DevOps Engineer, Distributed Systems
Santa Clara Valley (Cupertino), California, United States
Software and Services
Imagine what you could do here. At Apple, new ideas have a way of becoming extraordinary products very quickly. Bring passion and dedication to your job, and there's no telling what we can accomplish together. Do you love crafting elegant solutions to highly complex challenges? Can you intrinsically see the importance of every detail? At Apple, our Platform Architecture group is responsible for connecting our hardware and software into one unified system. Join this team, and you'll collaborate with engineers across Apple to build and deploy forward-looking prototype systems that contribute to the development of our world renowned hardware and software architecture. You and your team will validate that every product we make performs exactly as intended. Together, our work will be the reason millions of customers feel that they can trust our devices every single day. As a DevOps Engineer within the Platform Architecture team, you will be responsible for supporting a team of software engineers and help to build software systems to automate the testing, deployment, management, and monitoring of Apple’s large-scale, internal batch compute services. Ideally, you have both solid Linux / Systems expertise and demonstrated Software Development abilities.

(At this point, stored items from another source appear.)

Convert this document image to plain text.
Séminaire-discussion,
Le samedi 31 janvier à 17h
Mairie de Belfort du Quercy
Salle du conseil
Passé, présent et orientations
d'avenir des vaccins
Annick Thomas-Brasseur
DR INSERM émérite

- Extensive experience in a SRE/Operations/DevOps role in a large-scale environment running production systems.
- Candidate must possess a strong knowledge of Linux systems internals and administration.

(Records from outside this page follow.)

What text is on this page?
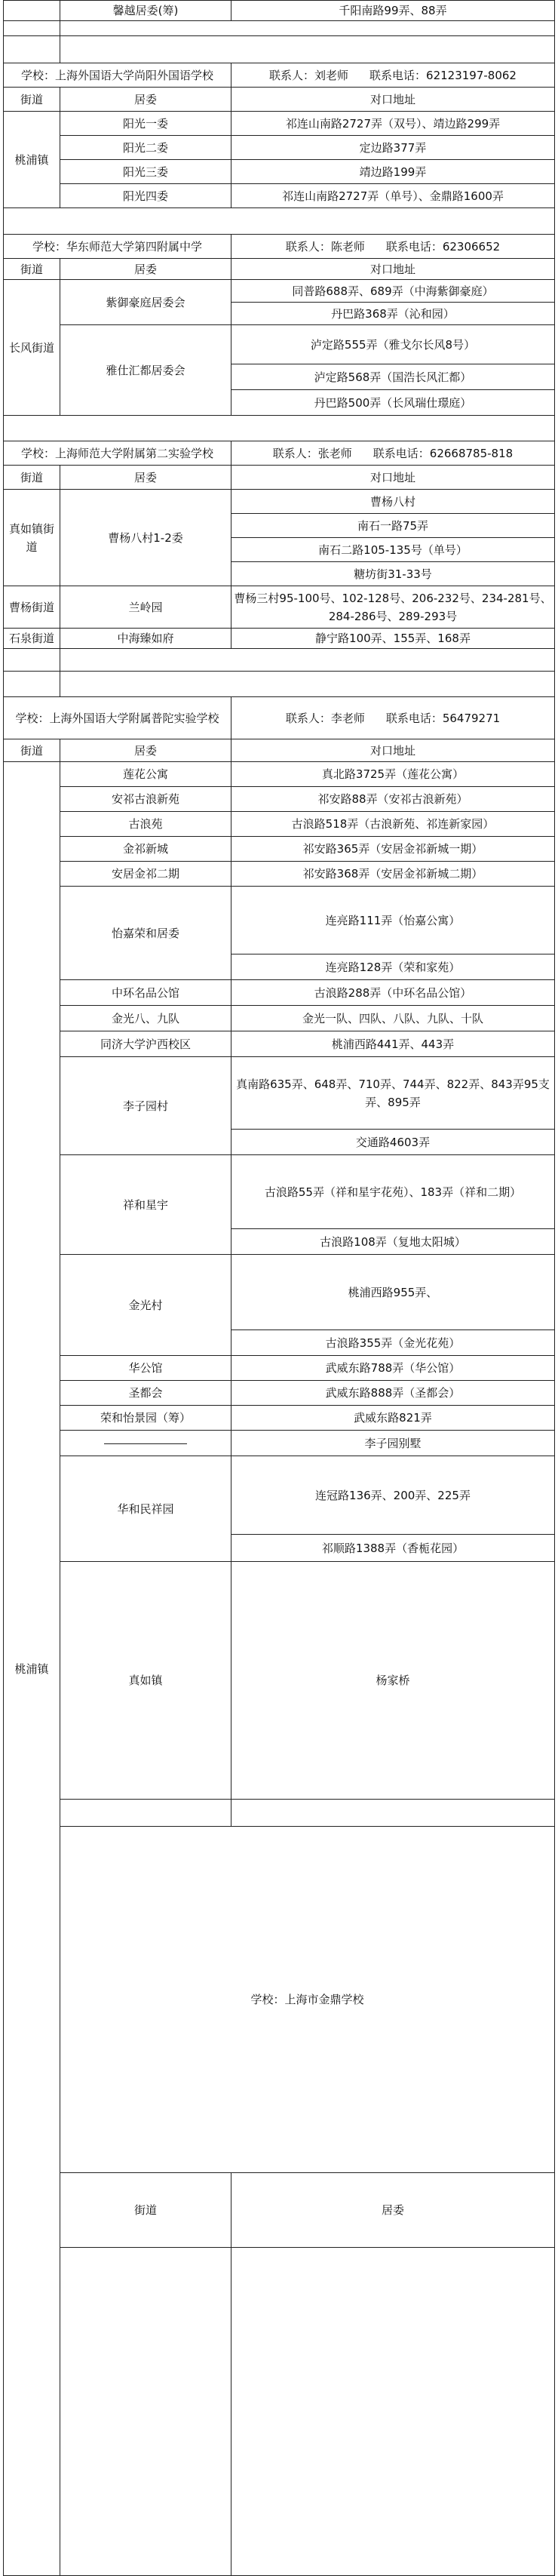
	馨越居委(筹)	千阳南路99弄、88弄	

学校：上海外国语大学尚阳外国语学校		联系人：刘老师 联系电话：62123197-8062	
街道	居委	对口地址	
桃浦镇	阳光一委	祁连山南路2727弄（双号）、靖边路299弄	
	阳光二委	定边路377弄	
	阳光三委	靖边路199弄	
	阳光四委	祁连山南路2727弄（单号）、金鼎路1600弄	

学校：华东师范大学第四附属中学		联系人：陈老师 联系电话：62306652	
街道	居委	对口地址	
长风街道	紫御豪庭居委会	同普路688弄、689弄（中海紫御豪庭）	
		丹巴路368弄（沁和园）	
	雅仕汇都居委会	泸定路555弄（雅戈尔长风8号）	
		泸定路568弄（国浩长风汇都）	
		丹巴路500弄（长风瑞仕璟庭）	

学校：上海师范大学附属第二实验学校		联系人：张老师 联系电话：62668785-818	
街道	居委	对口地址	
真如镇街道	曹杨八村1-2委	曹杨八村	
		南石一路75弄	
		南石二路105-135号（单号）	
		糖坊街31-33号	
曹杨街道	兰岭园	曹杨三村95-100号、102-128号、206-232号、234-281号、284-286号、289-293号	
石泉街道	中海臻如府	静宁路100弄、155弄、168弄	

学校：上海外国语大学附属普陀实验学校		联系人：李老师 联系电话：56479271	
街道	居委	对口地址	
桃浦镇	莲花公寓	真北路3725弄（莲花公寓）	
	安祁古浪新苑	祁安路88弄（安祁古浪新苑）	
	古浪苑	古浪路518弄（古浪新苑、祁连新家园）	
	金祁新城	祁安路365弄（安居金祁新城一期）	
	安居金祁二期	祁安路368弄（安居金祁新城二期）	
	怡嘉荣和居委	连亮路111弄（怡嘉公寓）	
		连亮路128弄（荣和家苑）	
	中环名品公馆	古浪路288弄（中环名品公馆）	
	金光八、九队	金光一队、四队、八队、九队、十队	
	同济大学沪西校区	桃浦西路441弄、443弄	
	李子园村	真南路635弄、648弄、710弄、744弄、822弄、843弄95支弄、895弄	
		交通路4603弄	
	祥和星宇	古浪路55弄（祥和星宇花苑）、183弄（祥和二期）	
		古浪路108弄（复地太阳城）	
	金光村	桃浦西路955弄、	
		古浪路355弄（金光花苑）	
	华公馆	武威东路788弄（华公馆）	
	圣都会	武威东路888弄（圣都会）	
	荣和怡景园（筹）	武威东路821弄	
		李子园别墅	
	华和民祥园	连冠路136弄、200弄、225弄	
		祁顺路1388弄（香栀花园）	
	真如镇	杨家桥	

	学校：上海市金鼎学校	
	街道	居委	
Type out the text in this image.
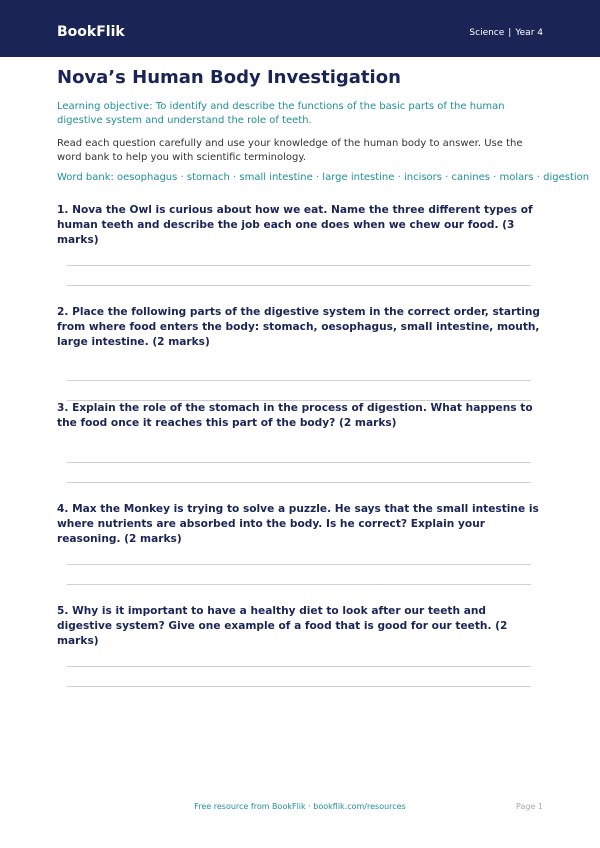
BookFlik	Science | Year 4
Nova’s Human Body Investigation
Learning objective: To identify and describe the functions of the basic parts of the human digestive system and understand the role of teeth.
Read each question carefully and use your knowledge of the human body to answer. Use the word bank to help you with scientific terminology.
Word bank: oesophagus · stomach · small intestine · large intestine · incisors · canines · molars · digestion
1. Nova the Owl is curious about how we eat. Name the three different types of human teeth and describe the job each one does when we chew our food. (3 marks)
2. Place the following parts of the digestive system in the correct order, starting from where food enters the body: stomach, oesophagus, small intestine, mouth, large intestine. (2 marks)
3. Explain the role of the stomach in the process of digestion. What happens to the food once it reaches this part of the body? (2 marks)
4. Max the Monkey is trying to solve a puzzle. He says that the small intestine is where nutrients are absorbed into the body. Is he correct? Explain your reasoning. (2 marks)
5. Why is it important to have a healthy diet to look after our teeth and digestive system? Give one example of a food that is good for our teeth. (2 marks)
Free resource from BookFlik · bookflik.com/resources	Page 1
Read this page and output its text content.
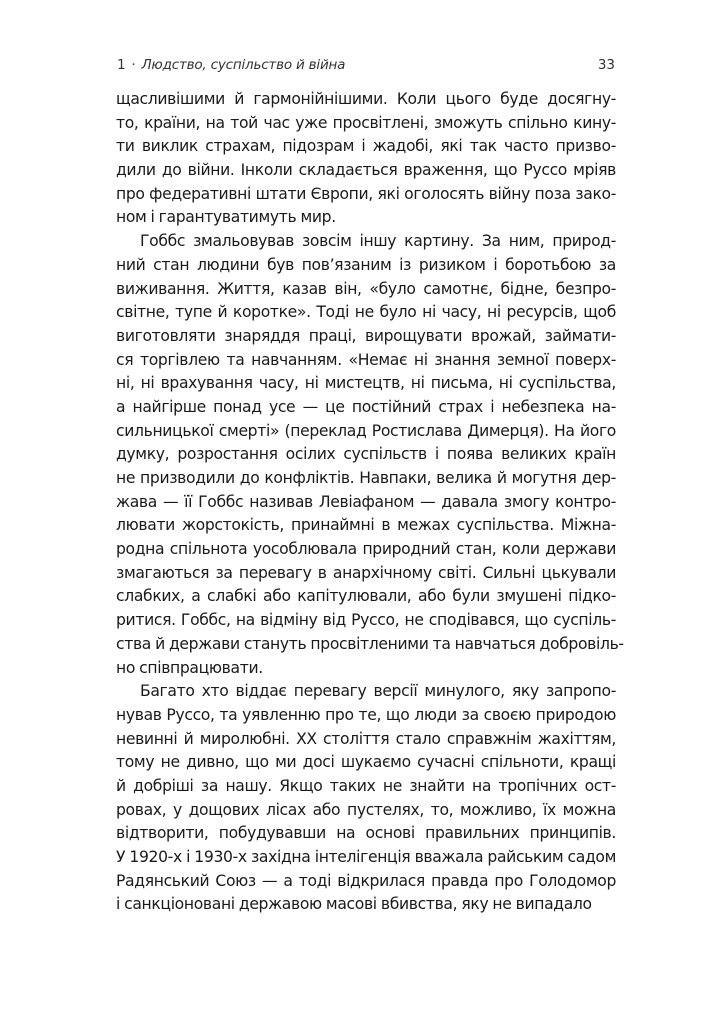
1 · Людство, суспільство й війна	33
щасливішими й гармонійнішими. Коли цього буде досягну-
то, країни, на той час уже просвітлені, зможуть спільно кину-
ти виклик страхам, підозрам і жадобі, які так часто призво-
дили до війни. Інколи складається враження, що Руссо мріяв
про федеративні штати Європи, які оголосять війну поза зако-
ном і гарантуватимуть мир.
Гоббс змальовував зовсім іншу картину. За ним, природ-
ний стан людини був пов’язаним із ризиком і боротьбою за
виживання. Життя, казав він, «було самотнє, бідне, безпро-
світне, тупе й коротке». Тоді не було ні часу, ні ресурсів, щоб
виготовляти знаряддя праці, вирощувати врожай, займати-
ся торгівлею та навчанням. «Немає ні знання земної поверх-
ні, ні врахування часу, ні мистецтв, ні письма, ні суспільства,
а найгірше понад усе — це постійний страх і небезпека на-
сильницької смерті» (переклад Ростислава Димерця). На його
думку, розростання осілих суспільств і поява великих країн
не призводили до конфліктів. Навпаки, велика й могутня дер-
жава — її Гоббс називав Левіафаном — давала змогу контро-
лювати жорстокість, принаймні в межах суспільства. Міжна-
родна спільнота уособлювала природний стан, коли держави
змагаються за перевагу в анархічному світі. Сильні цькували
слабких, а слабкі або капітулювали, або були змушені підко-
ритися. Гоббс, на відміну від Руссо, не сподівався, що суспіль-
ства й держави стануть просвітленими та навчаться добровіль-
но співпрацювати.
Багато хто віддає перевагу версії минулого, яку запропо-
нував Руссо, та уявленню про те, що люди за своєю природою
невинні й миролюбні. XX століття стало справжнім жахіттям,
тому не дивно, що ми досі шукаємо сучасні спільноти, кращі
й добріші за нашу. Якщо таких не знайти на тропічних ост-
ровах, у дощових лісах або пустелях, то, можливо, їх можна
відтворити, побудувавши на основі правильних принципів.
У 1920-х і 1930-х західна інтелігенція вважала райським садом
Радянський Союз — а тоді відкрилася правда про Голодомор
і санкціоновані державою масові вбивства, яку не випадало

- Candidate must be comfortable analyzing and troubleshooting large-scale distributed systems.
- Practical, proven knowledge of at least one higher-level language (Python, Go, Ruby, or similar).

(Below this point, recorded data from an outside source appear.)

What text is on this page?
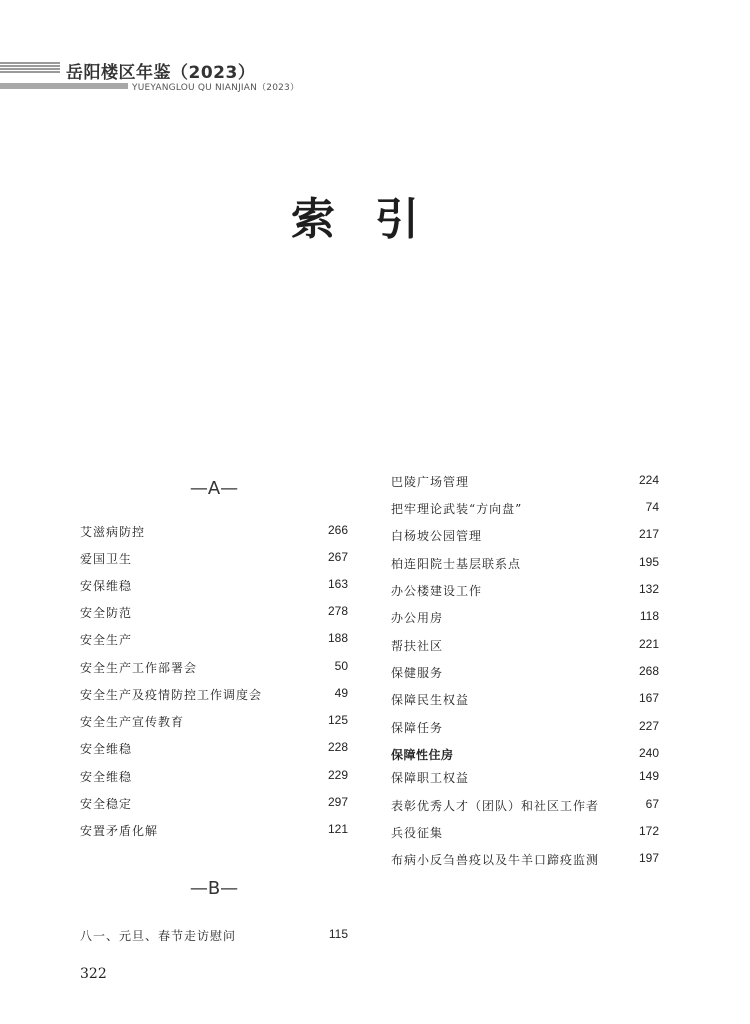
岳阳楼区年鉴（2023）
YUEYANGLOU QU NIANJIAN（2023）
索引
—A—
艾滋病防控	266
爱国卫生	267
安保维稳	163
安全防范	278
安全生产	188
安全生产工作部署会	50
安全生产及疫情防控工作调度会	49
安全生产宣传教育	125
安全维稳	228
安全维稳	229
安全稳定	297
安置矛盾化解	121
—B—
八一、元旦、春节走访慰问	115
巴陵广场管理	224
把牢理论武装“方向盘”	74
白杨坡公园管理	217
柏连阳院士基层联系点	195
办公楼建设工作	132
办公用房	118
帮扶社区	221
保健服务	268
保障民生权益	167
保障任务	227
保障性住房	240
保障职工权益	149
表彰优秀人才（团队）和社区工作者	67
兵役征集	172
布病小反刍兽疫以及牛羊口蹄疫监测	197
322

- Experience managing large numbers of diverse systems with configuration management tools like: SaltStack (preferred), Puppet, or Chef.
- Possess systematic problem-solving skills and the ability to work with ambiguity.
- Passionate and curious about solving everyday problems in innovative ways.
- Comfortable with remote management of bare-metal servers and virtualized environments.
- Strong aptitude towards automation and streamlining of tasks.
- Enthusiastic about learning new technologies.
- Detailed technical documentation writing skills.
- Communicate clearly and concisely.
Design and implement software and systems to automate the management of large-scale infrastructure and services across all phases of lifecycle: development, integration, testing, monitoring, debugging, deployment, operations. Proactively work with other engineers to ensure that our services meet availability, performance, scalability, and security goals. Solve issues across the entire stack hardware, software, and application. Work with the team to design, build, and maintain core systems and management tools. Collaborate with other engineers on code reviews, internal infrastructure improvements, and process enhancements.
Education & Experience
Bachelor’s degree in Computer Science or equivalent industry experience
- Experience with provisioning and orchestration technologies (such as xCAT, Razor, Foreman, Cobbler and Kubernetes, Docker, StackStorm).
- Experience with continuous integration and continuous deployment practices.
- Experience with the use and configuration of monitoring, metrics, and logging infrastructure (Prometheus, Grafana, Graphite, Logstash/Kibana, Splunk, etc.)
- Experience with virtualization, containerization, and system image management (KVM, LXC, Vagrant).
- Experience with building, configuring, scaling, and monitoring distributed storage systems (HDFS, Ceph, Amazon S3).
- Understanding of standard networking protocols and components: such as HTTP, DNS, TCP/IP, ICMP, DHCP, OSI Model, subnetting, and load balancing.